Astronaut Edwin Buzz Aldrin on the surface of the moon, 1969

On July 20, 1969, at 10:39 pm, Neil Armstrong opened the hatch of the Lunar Module. As they made their way down the ladder of the lunar module, a television camera attached to the craft recorded their progress and transmitted the signal back to Earth, where hundreds of millions watched in great anticipation.

At 10:56, Armstrong uttered his famous quote, which he later argued was slightly distorted by his microphone and meant "It's one small step for a man, one giant for mankind." Jump". Then he planted his left foot on the gray, powdery surface, took a cautious step forward, and humanity was on the moon.

Buzz Aldrin joined them on the surface of the Moon at 11:11 p.m., and together they took pictures of the terrain, put up an American flag, did some simple scientific tests, and spoke with President Richard Nixon via Houston.

By 1:11 a.m. on July 21, both astronauts were back in the lunar module and the hatch was closed. Both men slept on the surface of the moon that night, and at 1:54 p.m. Eagle began climbing back to the command module.

Among the objects left on the surface of the Moon was a plaque that read: "Here the people of planet Earth first set foot on the Moon - July 1969 A.D. - We all came in peace to mankind".

The Hasselbad 500ELM cameras were used in the Apollo 11 mission, a camera that had been commercially available for about 5 years at the time. It was completely wireless, like most cameras of the time.

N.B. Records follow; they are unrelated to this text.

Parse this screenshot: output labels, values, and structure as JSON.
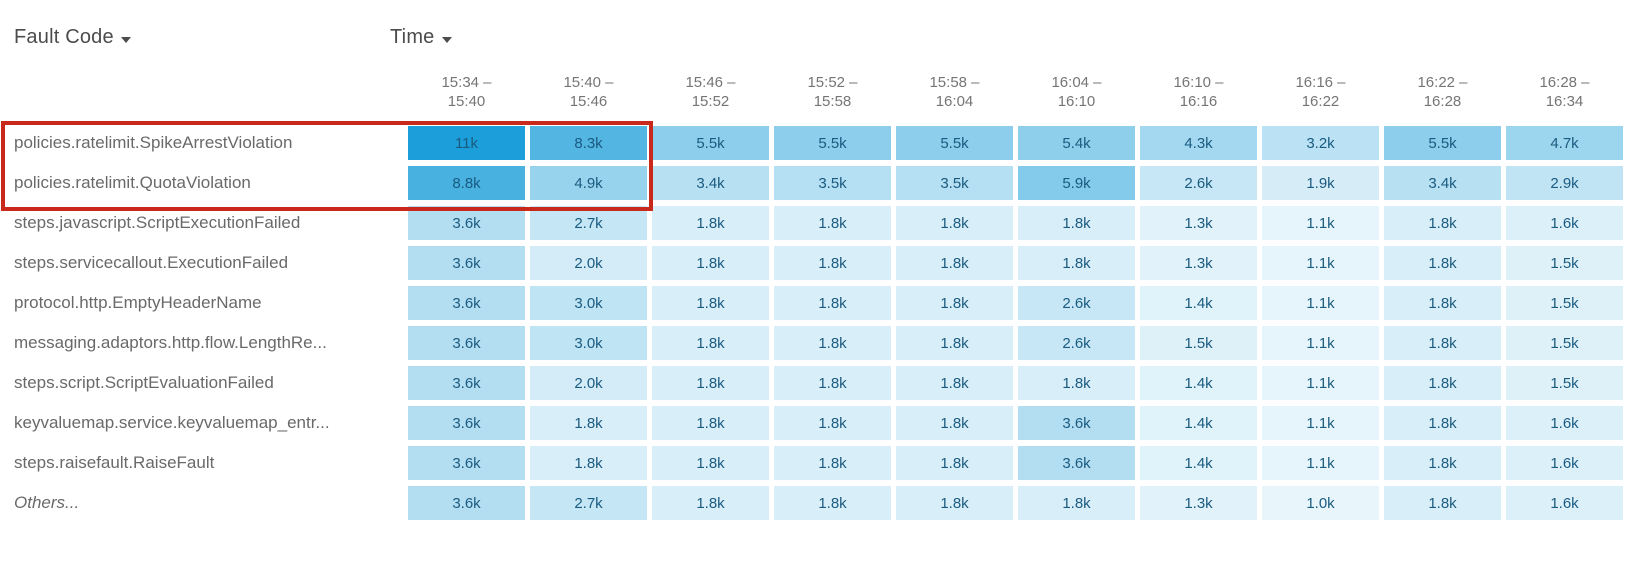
{
  "page": {
    "background": "#ffffff"
  },
  "controls": {
    "fault_code_label": "Fault Code",
    "time_label": "Time"
  },
  "chart_data": {
    "type": "heatmap",
    "row_dimension": "Fault Code",
    "column_dimension": "Time",
    "legend_position": "none",
    "grid": false,
    "columns": [
      {
        "line1": "15:34 –",
        "line2": "15:40"
      },
      {
        "line1": "15:40 –",
        "line2": "15:46"
      },
      {
        "line1": "15:46 –",
        "line2": "15:52"
      },
      {
        "line1": "15:52 –",
        "line2": "15:58"
      },
      {
        "line1": "15:58 –",
        "line2": "16:04"
      },
      {
        "line1": "16:04 –",
        "line2": "16:10"
      },
      {
        "line1": "16:10 –",
        "line2": "16:16"
      },
      {
        "line1": "16:16 –",
        "line2": "16:22"
      },
      {
        "line1": "16:22 –",
        "line2": "16:28"
      },
      {
        "line1": "16:28 –",
        "line2": "16:34"
      }
    ],
    "rows": [
      {
        "label": "policies.ratelimit.SpikeArrestViolation",
        "italic": false,
        "display": [
          "11k",
          "8.3k",
          "5.5k",
          "5.5k",
          "5.5k",
          "5.4k",
          "4.3k",
          "3.2k",
          "5.5k",
          "4.7k"
        ],
        "values": [
          11000,
          8300,
          5500,
          5500,
          5500,
          5400,
          4300,
          3200,
          5500,
          4700
        ]
      },
      {
        "label": "policies.ratelimit.QuotaViolation",
        "italic": false,
        "display": [
          "8.8k",
          "4.9k",
          "3.4k",
          "3.5k",
          "3.5k",
          "5.9k",
          "2.6k",
          "1.9k",
          "3.4k",
          "2.9k"
        ],
        "values": [
          8800,
          4900,
          3400,
          3500,
          3500,
          5900,
          2600,
          1900,
          3400,
          2900
        ]
      },
      {
        "label": "steps.javascript.ScriptExecutionFailed",
        "italic": false,
        "display": [
          "3.6k",
          "2.7k",
          "1.8k",
          "1.8k",
          "1.8k",
          "1.8k",
          "1.3k",
          "1.1k",
          "1.8k",
          "1.6k"
        ],
        "values": [
          3600,
          2700,
          1800,
          1800,
          1800,
          1800,
          1300,
          1100,
          1800,
          1600
        ]
      },
      {
        "label": "steps.servicecallout.ExecutionFailed",
        "italic": false,
        "display": [
          "3.6k",
          "2.0k",
          "1.8k",
          "1.8k",
          "1.8k",
          "1.8k",
          "1.3k",
          "1.1k",
          "1.8k",
          "1.5k"
        ],
        "values": [
          3600,
          2000,
          1800,
          1800,
          1800,
          1800,
          1300,
          1100,
          1800,
          1500
        ]
      },
      {
        "label": "protocol.http.EmptyHeaderName",
        "italic": false,
        "display": [
          "3.6k",
          "3.0k",
          "1.8k",
          "1.8k",
          "1.8k",
          "2.6k",
          "1.4k",
          "1.1k",
          "1.8k",
          "1.5k"
        ],
        "values": [
          3600,
          3000,
          1800,
          1800,
          1800,
          2600,
          1400,
          1100,
          1800,
          1500
        ]
      },
      {
        "label": "messaging.adaptors.http.flow.LengthRe...",
        "italic": false,
        "display": [
          "3.6k",
          "3.0k",
          "1.8k",
          "1.8k",
          "1.8k",
          "2.6k",
          "1.5k",
          "1.1k",
          "1.8k",
          "1.5k"
        ],
        "values": [
          3600,
          3000,
          1800,
          1800,
          1800,
          2600,
          1500,
          1100,
          1800,
          1500
        ]
      },
      {
        "label": "steps.script.ScriptEvaluationFailed",
        "italic": false,
        "display": [
          "3.6k",
          "2.0k",
          "1.8k",
          "1.8k",
          "1.8k",
          "1.8k",
          "1.4k",
          "1.1k",
          "1.8k",
          "1.5k"
        ],
        "values": [
          3600,
          2000,
          1800,
          1800,
          1800,
          1800,
          1400,
          1100,
          1800,
          1500
        ]
      },
      {
        "label": "keyvaluemap.service.keyvaluemap_entr...",
        "italic": false,
        "display": [
          "3.6k",
          "1.8k",
          "1.8k",
          "1.8k",
          "1.8k",
          "3.6k",
          "1.4k",
          "1.1k",
          "1.8k",
          "1.6k"
        ],
        "values": [
          3600,
          1800,
          1800,
          1800,
          1800,
          3600,
          1400,
          1100,
          1800,
          1600
        ]
      },
      {
        "label": "steps.raisefault.RaiseFault",
        "italic": false,
        "display": [
          "3.6k",
          "1.8k",
          "1.8k",
          "1.8k",
          "1.8k",
          "3.6k",
          "1.4k",
          "1.1k",
          "1.8k",
          "1.6k"
        ],
        "values": [
          3600,
          1800,
          1800,
          1800,
          1800,
          3600,
          1400,
          1100,
          1800,
          1600
        ]
      },
      {
        "label": "Others...",
        "italic": true,
        "display": [
          "3.6k",
          "2.7k",
          "1.8k",
          "1.8k",
          "1.8k",
          "1.8k",
          "1.3k",
          "1.0k",
          "1.8k",
          "1.6k"
        ],
        "values": [
          3600,
          2700,
          1800,
          1800,
          1800,
          1800,
          1300,
          1000,
          1800,
          1600
        ]
      }
    ],
    "color_scale": {
      "min_value": 1000,
      "max_value": 11000,
      "min_color": "#E8F5FB",
      "max_color": "#1B9ED9"
    },
    "cell_text_color": "#1A5B80",
    "annotation": {
      "shape": "rectangle",
      "border_color": "#C9291A",
      "covers_row_indexes": [
        0,
        1
      ],
      "covers_column_indexes": [
        0,
        1
      ]
    }
  }
}
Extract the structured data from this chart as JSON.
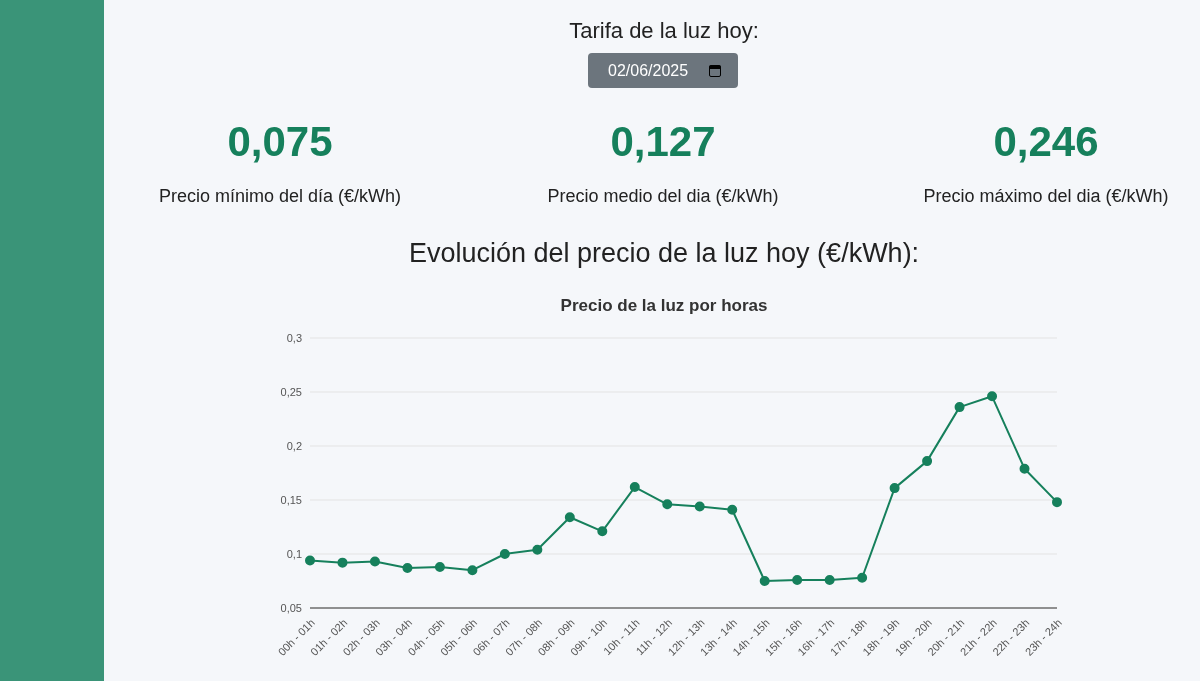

It has an electric motor drive to propel the film between shots, but other than that it was completely mechanical. Like all previous films it had to be processed, except in this case they had to travel a quarter of a million miles to Earth before they knew whether they had a good shot or not.

He didn't even use the viewfinder to frame these shots, they were all taken "from the hip" and if you look at the thousands of photos taken from the moon, the number of shots with really bad frames is almost as much as good shots. Increases from 1 to 10. ,

Due to confusion about "who is that astronaut", later Apollo missions (all after Apollo 12) had red stripes marking the commander on their spacesuits.

There will be five more successful lunar landing missions, and an unplanned lunar swing-by, Apollo 13. The last men to walk on the Moon, Apollo 17 mission astronauts Eugene Cernan and Harrison Schmidt, departed the lunar surface on December 14. 1972.